The automotive industry’s big bet on a rapid adoption of electric vehicles—at least here in the United States—continues to unwind. Today, Stellantis, which owns brands like Jeep and Dodge, as well as Fiat, Peugeot, and others, announced that it has “reset” its business to adapt to reality, which comes with a rather painful $26.2 billion (22.2 billion euro) write-down.

It wasn’t that long ago that everyone was more bullish on electrification. Even the US had relatively ambitious plans to boost EV adoption into the next decade, including a big commitment to charging infrastructure. Ten new battery factories were announced, and the future looked bright.

Not everyone agreed. Some automakers, having been left behind by the push toward battery EVs and away from simple hybrids that offered little in the way of true decarbonization, lobbied hard to relax fuel efficiency standards. Car dealers, uncomfortable with the prospect of investing in and learning about new technology, did so, too. When the Republican Party won the 2024 election, the revanchists got their wish.

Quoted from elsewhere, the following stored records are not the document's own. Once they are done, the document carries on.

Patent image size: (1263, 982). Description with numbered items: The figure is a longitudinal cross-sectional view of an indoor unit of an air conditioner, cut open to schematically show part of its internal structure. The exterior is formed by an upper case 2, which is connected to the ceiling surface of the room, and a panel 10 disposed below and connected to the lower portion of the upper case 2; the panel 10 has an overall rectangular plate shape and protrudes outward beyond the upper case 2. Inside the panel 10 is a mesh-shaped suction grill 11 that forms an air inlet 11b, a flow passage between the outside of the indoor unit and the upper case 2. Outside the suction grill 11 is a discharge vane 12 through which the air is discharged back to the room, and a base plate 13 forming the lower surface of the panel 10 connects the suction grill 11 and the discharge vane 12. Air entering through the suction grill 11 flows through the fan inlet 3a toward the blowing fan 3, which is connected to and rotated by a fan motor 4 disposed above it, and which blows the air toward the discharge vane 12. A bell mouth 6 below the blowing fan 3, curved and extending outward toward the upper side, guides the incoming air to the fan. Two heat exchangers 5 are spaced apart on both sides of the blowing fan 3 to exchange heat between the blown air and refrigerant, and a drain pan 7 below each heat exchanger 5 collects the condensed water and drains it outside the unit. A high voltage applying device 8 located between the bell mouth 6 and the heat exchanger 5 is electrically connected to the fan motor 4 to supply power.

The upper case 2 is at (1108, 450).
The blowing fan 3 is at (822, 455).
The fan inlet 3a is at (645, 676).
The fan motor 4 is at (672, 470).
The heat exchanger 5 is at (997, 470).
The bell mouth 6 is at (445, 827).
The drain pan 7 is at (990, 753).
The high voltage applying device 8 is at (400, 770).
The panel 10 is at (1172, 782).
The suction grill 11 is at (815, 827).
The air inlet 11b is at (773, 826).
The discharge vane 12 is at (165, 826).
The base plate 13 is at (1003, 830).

Gone were the incentives to consumers and businesses to buy EVs, which helped offset the higher purchase price. Out went funding for that national network of high-speed chargers. Tough future emissions standards were torn up, and inefficient and polluting gasoline engines will instead be the order of the day. And automakers were told to forget about being fined under the existing regulations—"sell as many gas-guzzlers as you like” was the message. (But also, bizarrely, import those tiny Japanese Kei cars, too.)

Reality bites

Stellantis is hardly alone in feeling this pain; in December, Ford announced a $19.5 billion write-down as it reprioritized combustion-engine platforms going forward. GM followed in early January with news that canceling some of its EV plans would cost the company $6 billion. Neither bill is quite as large as the one facing Stellantis (and its shareholders).

The automaker has lagged behind Ford and General Motors in terms of its electrification strategy. In the time that Ford’s F-150 Lightning electric truck has come and gone, and as GM will sell you a couple of different EV pickups, Ram never got that far—and likely never will now that its giant-batteried truck has been canceled. And Jeep’s first US EV was more than a bit underwhelming.

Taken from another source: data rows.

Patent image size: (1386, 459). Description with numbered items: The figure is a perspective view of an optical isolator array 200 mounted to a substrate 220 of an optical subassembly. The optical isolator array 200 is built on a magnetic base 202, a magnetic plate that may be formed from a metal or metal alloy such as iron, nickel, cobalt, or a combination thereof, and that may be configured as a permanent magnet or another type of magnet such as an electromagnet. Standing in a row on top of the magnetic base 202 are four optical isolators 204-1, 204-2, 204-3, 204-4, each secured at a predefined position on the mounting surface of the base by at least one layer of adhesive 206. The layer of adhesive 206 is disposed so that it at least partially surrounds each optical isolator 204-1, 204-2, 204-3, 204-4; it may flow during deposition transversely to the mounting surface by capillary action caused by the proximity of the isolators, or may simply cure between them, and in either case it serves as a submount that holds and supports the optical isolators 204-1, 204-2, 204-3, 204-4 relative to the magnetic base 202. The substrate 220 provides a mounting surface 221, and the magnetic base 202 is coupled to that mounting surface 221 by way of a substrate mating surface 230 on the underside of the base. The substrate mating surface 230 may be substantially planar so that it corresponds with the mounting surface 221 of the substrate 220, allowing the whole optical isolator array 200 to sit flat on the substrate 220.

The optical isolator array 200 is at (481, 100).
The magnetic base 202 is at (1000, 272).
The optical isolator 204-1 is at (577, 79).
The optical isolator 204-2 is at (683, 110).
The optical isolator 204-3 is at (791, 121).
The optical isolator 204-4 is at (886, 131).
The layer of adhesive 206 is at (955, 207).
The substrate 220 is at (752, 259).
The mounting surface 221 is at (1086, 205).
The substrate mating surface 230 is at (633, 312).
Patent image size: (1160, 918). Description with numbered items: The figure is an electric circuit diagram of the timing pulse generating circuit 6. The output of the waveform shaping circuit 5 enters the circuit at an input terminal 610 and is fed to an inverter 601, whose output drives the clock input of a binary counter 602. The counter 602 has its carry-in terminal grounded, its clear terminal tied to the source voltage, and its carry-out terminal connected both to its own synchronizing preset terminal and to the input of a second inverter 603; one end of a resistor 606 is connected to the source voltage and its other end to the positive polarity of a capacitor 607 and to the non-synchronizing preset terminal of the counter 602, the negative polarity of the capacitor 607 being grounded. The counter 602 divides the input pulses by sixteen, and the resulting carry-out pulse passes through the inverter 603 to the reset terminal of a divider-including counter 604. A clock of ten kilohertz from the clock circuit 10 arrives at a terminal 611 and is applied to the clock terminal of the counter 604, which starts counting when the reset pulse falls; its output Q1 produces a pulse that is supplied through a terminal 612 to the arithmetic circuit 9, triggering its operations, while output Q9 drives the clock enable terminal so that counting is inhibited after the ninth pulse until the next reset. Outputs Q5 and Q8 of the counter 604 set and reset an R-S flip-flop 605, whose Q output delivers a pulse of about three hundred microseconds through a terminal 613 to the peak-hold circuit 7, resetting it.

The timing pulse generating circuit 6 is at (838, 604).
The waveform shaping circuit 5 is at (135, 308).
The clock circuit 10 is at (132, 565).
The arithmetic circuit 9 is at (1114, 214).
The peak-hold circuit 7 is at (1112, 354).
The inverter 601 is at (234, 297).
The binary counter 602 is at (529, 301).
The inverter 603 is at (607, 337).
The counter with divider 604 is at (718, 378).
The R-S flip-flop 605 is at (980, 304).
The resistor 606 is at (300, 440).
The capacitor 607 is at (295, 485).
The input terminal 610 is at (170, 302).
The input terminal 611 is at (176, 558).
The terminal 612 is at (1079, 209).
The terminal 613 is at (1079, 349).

Those canceled products will cost Stellantis about $3.4 billion (2.9 billion euros), with another $7.1 billion (6 billion euros) from platforms that will no longer be amortized over nearly as many units. Another $6.8 billion (5.8 billion euros) will be paid as cash over the next four years due to existing contracts.

Resizing the company’s supply chain will cost another $2.5 billion (2.1 billion euros) as it needs fewer batteries. Laying off workers in Europe will cost another $1.5 billion (1.3 billion euros), with an additional $4.8 billion (4.1 billion euros) due to ongoing warranty issues.

“The charges announced today largely reflect the cost of over-estimating the pace of the energy transition that distanced us from many car buyers’ real-world needs, means and desires. They also reflect the impact of previous poor operational execution, the effects of which are being progressively addressed by our new team,” said Stellantis CEO Antonio Filosa.

Going forward, Stellantis says it will invest $13 billion in the US, where it plans to add 5,000 jobs as it builds more trucks and SUVs. Among these will be a new V8 version of the Ram 1500 pickup, a gas-powered version of the Dodge Charger, and some Jeeps.